I’d still say chuck them in the garden! It’s really mild today, not remotely the kind of weather that induces coughing. DD and cousins will definitely be in the garden before lunch, they have too much energy and excitement to contain indoors.

MzHz · 25/12/2024 10:30

getoffff · 25/12/2024 10:13

How do you know I'm not American

Because of LITERALLY every other thing you’ve written?

SlashBeef · 25/12/2024 10:34

You probably won't miss it. Ignore that guilt trip.
I absolutely do not miss my son being a toddler. He's a civilised human being now that I can actually hold a conversation with. He's currently building a lego set and listening to christmas music. Much more agreeable than drop kicking me on the sofa.

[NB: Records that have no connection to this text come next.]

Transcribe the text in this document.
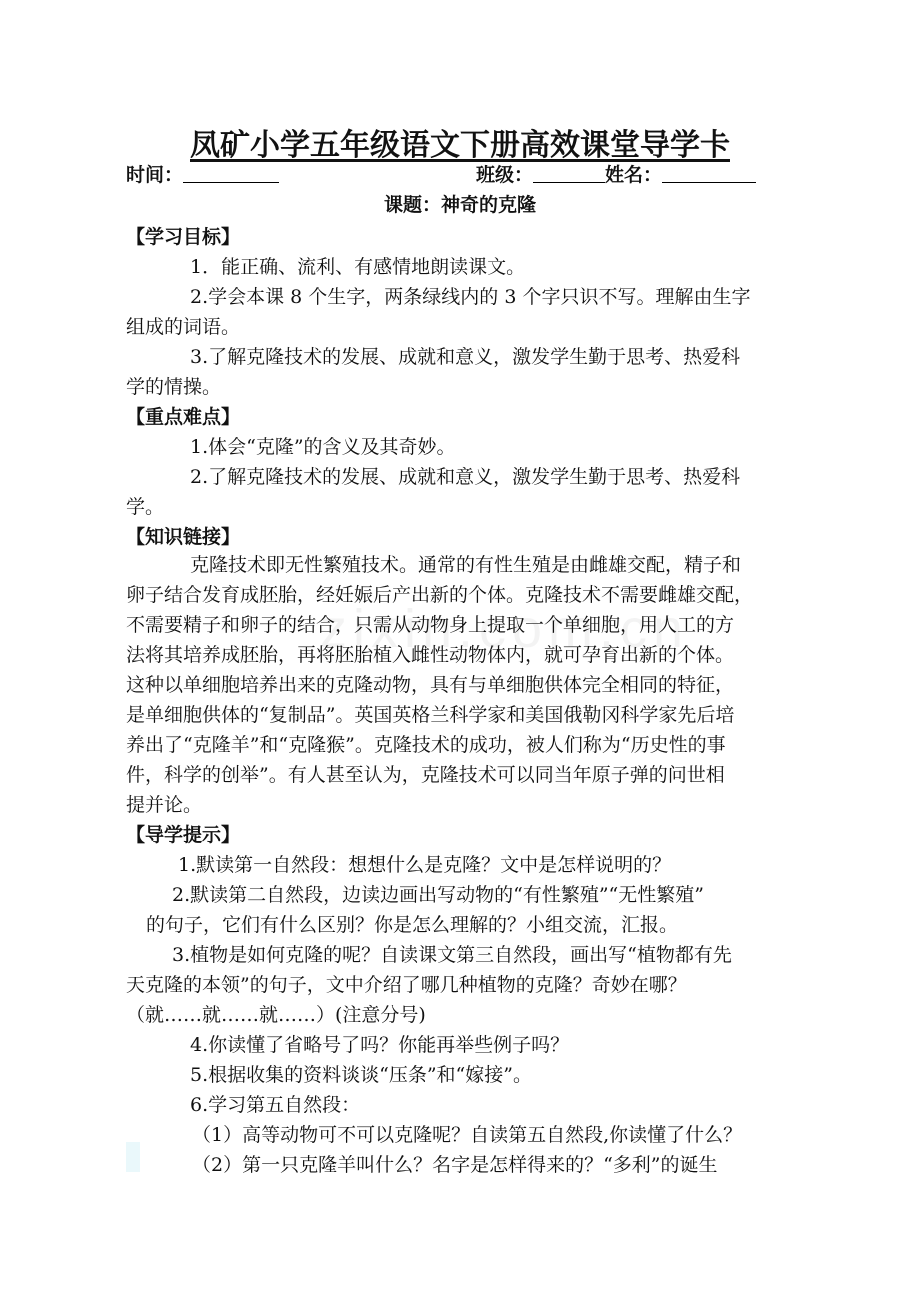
凤矿小学五年级语文下册高效课堂导学卡
时间：	班级：	姓名：
课题：神奇的克隆
【学习目标】
1．能正确、流利、有感情地朗读课文。
2.学会本课 8 个生字，两条绿线内的 3 个字只识不写。理解由生字
组成的词语。
3.了解克隆技术的发展、成就和意义，激发学生勤于思考、热爱科
学的情操。
【重点难点】
1.体会“克隆”的含义及其奇妙。
2.了解克隆技术的发展、成就和意义，激发学生勤于思考、热爱科
学。
【知识链接】
克隆技术即无性繁殖技术。通常的有性生殖是由雌雄交配，精子和
卵子结合发育成胚胎，经妊娠后产出新的个体。克隆技术不需要雌雄交配，
不需要精子和卵子的结合，只需从动物身上提取一个单细胞，用人工的方
法将其培养成胚胎，再将胚胎植入雌性动物体内，就可孕育出新的个体。
这种以单细胞培养出来的克隆动物，具有与单细胞供体完全相同的特征，
是单细胞供体的“复制品”。英国英格兰科学家和美国俄勒冈科学家先后培
养出了“克隆羊”和“克隆猴”。克隆技术的成功，被人们称为“历史性的事
件，科学的创举”。有人甚至认为，克隆技术可以同当年原子弹的问世相
提并论。
【导学提示】
1.默读第一自然段：想想什么是克隆？文中是怎样说明的？
2.默读第二自然段，边读边画出写动物的“有性繁殖”“无性繁殖”
的句子，它们有什么区别？你是怎么理解的？小组交流，汇报。
3.植物是如何克隆的呢？自读课文第三自然段，画出写“植物都有先
天克隆的本领”的句子，文中介绍了哪几种植物的克隆？奇妙在哪？
（就……就……就……）(注意分号)
4.你读懂了省略号了吗？你能再举些例子吗？
5.根据收集的资料谈谈“压条”和“嫁接”。
6.学习第五自然段：
（1）高等动物可不可以克隆呢？自读第五自然段,你读懂了什么？
（2）第一只克隆羊叫什么？名字是怎样得来的？“多利”的诞生
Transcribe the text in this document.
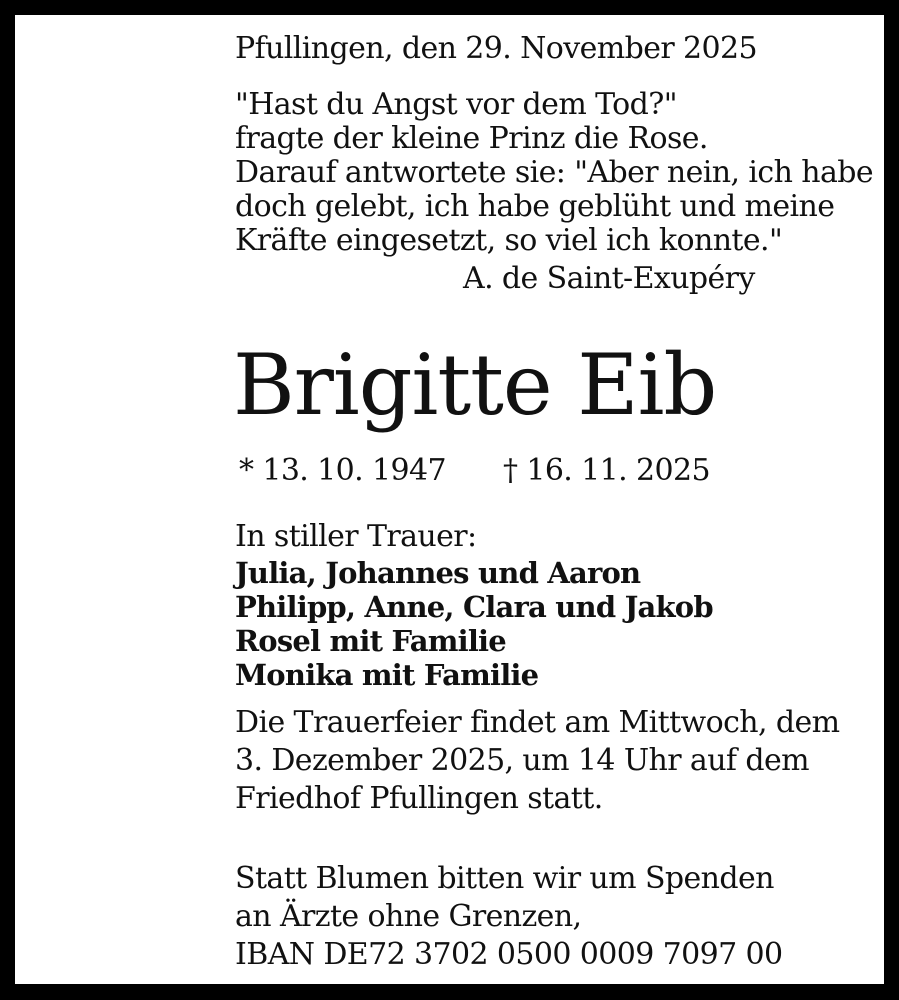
Pfullingen, den 29. November 2025
"Hast du Angst vor dem Tod?"
fragte der kleine Prinz die Rose.
Darauf antwortete sie: "Aber nein, ich habe
doch gelebt, ich habe geblüht und meine
Kräfte eingesetzt, so viel ich konnte."
A. de Saint-Exupéry
Brigitte Eib
* 13. 10. 1947 † 16. 11. 2025
In stiller Trauer:
Julia, Johannes und Aaron
Philipp, Anne, Clara und Jakob
Rosel mit Familie
Monika mit Familie
Die Trauerfeier findet am Mittwoch, dem
3. Dezember 2025, um 14 Uhr auf dem
Friedhof Pfullingen statt.
Statt Blumen bitten wir um Spenden
an Ärzte ohne Grenzen,
IBAN DE72 3702 0500 0009 7097 00
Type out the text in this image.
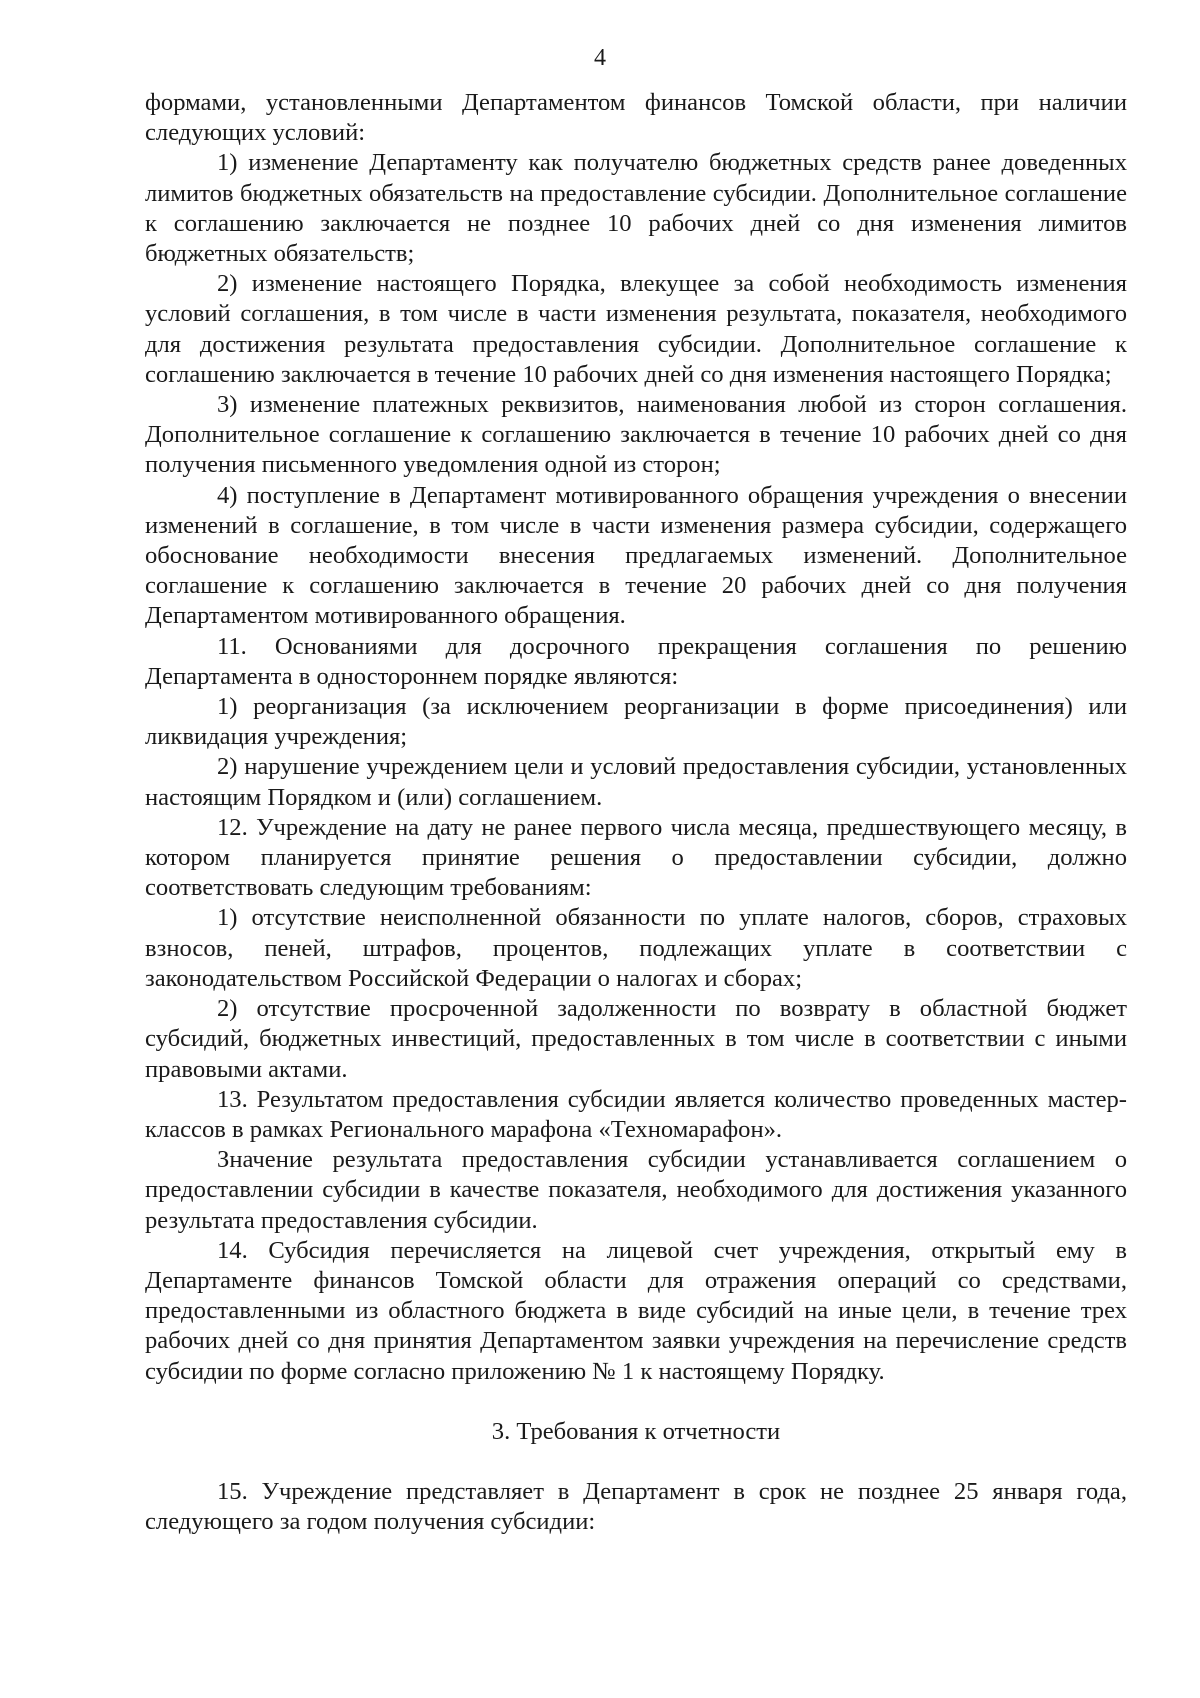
4

формами, установленными Департаментом финансов Томской области, при наличии следующих условий:

1) изменение Департаменту как получателю бюджетных средств ранее доведенных лимитов бюджетных обязательств на предоставление субсидии. Дополнительное соглашение к соглашению заключается не позднее 10 рабочих дней со дня изменения лимитов бюджетных обязательств;

2) изменение настоящего Порядка, влекущее за собой необходимость изменения условий соглашения, в том числе в части изменения результата, показателя, необходимого для достижения результата предоставления субсидии. Дополнительное соглашение к соглашению заключается в течение 10 рабочих дней со дня изменения настоящего Порядка;

3) изменение платежных реквизитов, наименования любой из сторон соглашения. Дополнительное соглашение к соглашению заключается в течение 10 рабочих дней со дня получения письменного уведомления одной из сторон;

4) поступление в Департамент мотивированного обращения учреждения о внесении изменений в соглашение, в том числе в части изменения размера субсидии, содержащего обоснование необходимости внесения предлагаемых изменений. Дополнительное соглашение к соглашению заключается в течение 20 рабочих дней со дня получения Департаментом мотивированного обращения.

11. Основаниями для досрочного прекращения соглашения по решению Департамента в одностороннем порядке являются:

1) реорганизация (за исключением реорганизации в форме присоединения) или ликвидация учреждения;

2) нарушение учреждением цели и условий предоставления субсидии, установленных настоящим Порядком и (или) соглашением.

12. Учреждение на дату не ранее первого числа месяца, предшествующего месяцу, в котором планируется принятие решения о предоставлении субсидии, должно соответствовать следующим требованиям:

1) отсутствие неисполненной обязанности по уплате налогов, сборов, страховых взносов, пеней, штрафов, процентов, подлежащих уплате в соответствии с законодательством Российской Федерации о налогах и сборах;

2) отсутствие просроченной задолженности по возврату в областной бюджет субсидий, бюджетных инвестиций, предоставленных в том числе в соответствии с иными правовыми актами.

13. Результатом предоставления субсидии является количество проведенных мастер-классов в рамках Регионального марафона «Техномарафон».

Значение результата предоставления субсидии устанавливается соглашением о предоставлении субсидии в качестве показателя, необходимого для достижения указанного результата предоставления субсидии.

14. Субсидия перечисляется на лицевой счет учреждения, открытый ему в Департаменте финансов Томской области для отражения операций со средствами, предоставленными из областного бюджета в виде субсидий на иные цели, в течение трех рабочих дней со дня принятия Департаментом заявки учреждения на перечисление средств субсидии по форме согласно приложению № 1 к настоящему Порядку.

3. Требования к отчетности

15. Учреждение представляет в Департамент в срок не позднее 25 января года, следующего за годом получения субсидии:
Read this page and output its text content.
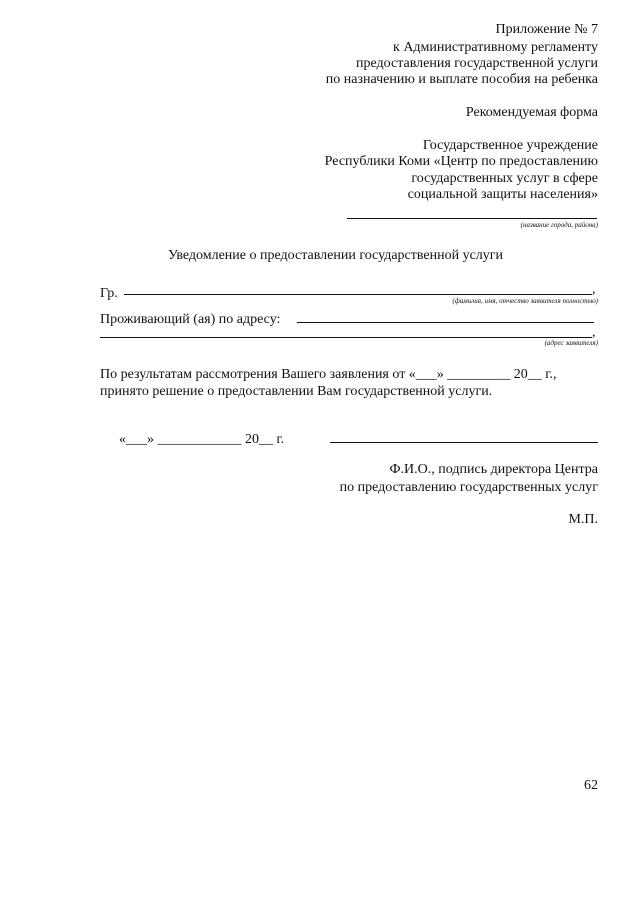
Приложение № 7
к Административному регламенту
предоставления государственной услуги
по назначению и выплате пособия на ребенка
Рекомендуемая форма
Государственное учреждение
Республики Коми «Центр по предоставлению
государственных услуг в сфере
социальной защиты населения»
(название города, района)
Уведомление о предоставлении государственной услуги
Гр.	,
(фамилия, имя, отчество заявителя полностью)
Проживающий (ая) по адресу:
,
(адрес заявителя)
По результатам рассмотрения Вашего заявления от «___» _________ 20__ г.,
принято решение о предоставлении Вам государственной услуги.
«___» ____________ 20__ г.
Ф.И.О., подпись директора Центра
по предоставлению государственных услуг
М.П.
62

BluebirdBoogie · 27/12/2024 00:43

getoffff · 25/12/2024 10:13

How do you know I'm not American

So you're aware it's an American usage? It sounds ridiculous and far too "try-hard".

MyDeftDuck · 21/05/2025 19:27

Distraction tactics are needed for both children. Set boundaries and make it clear that when you are sitting in a particular place they are to leave you alone and go and play quietly - even consider setting up a game for them. You could tell them that it is not nice and can be dangerous to jump around very close to someone and that they often hurt you.
Be firm, take control and teach them to respect your space.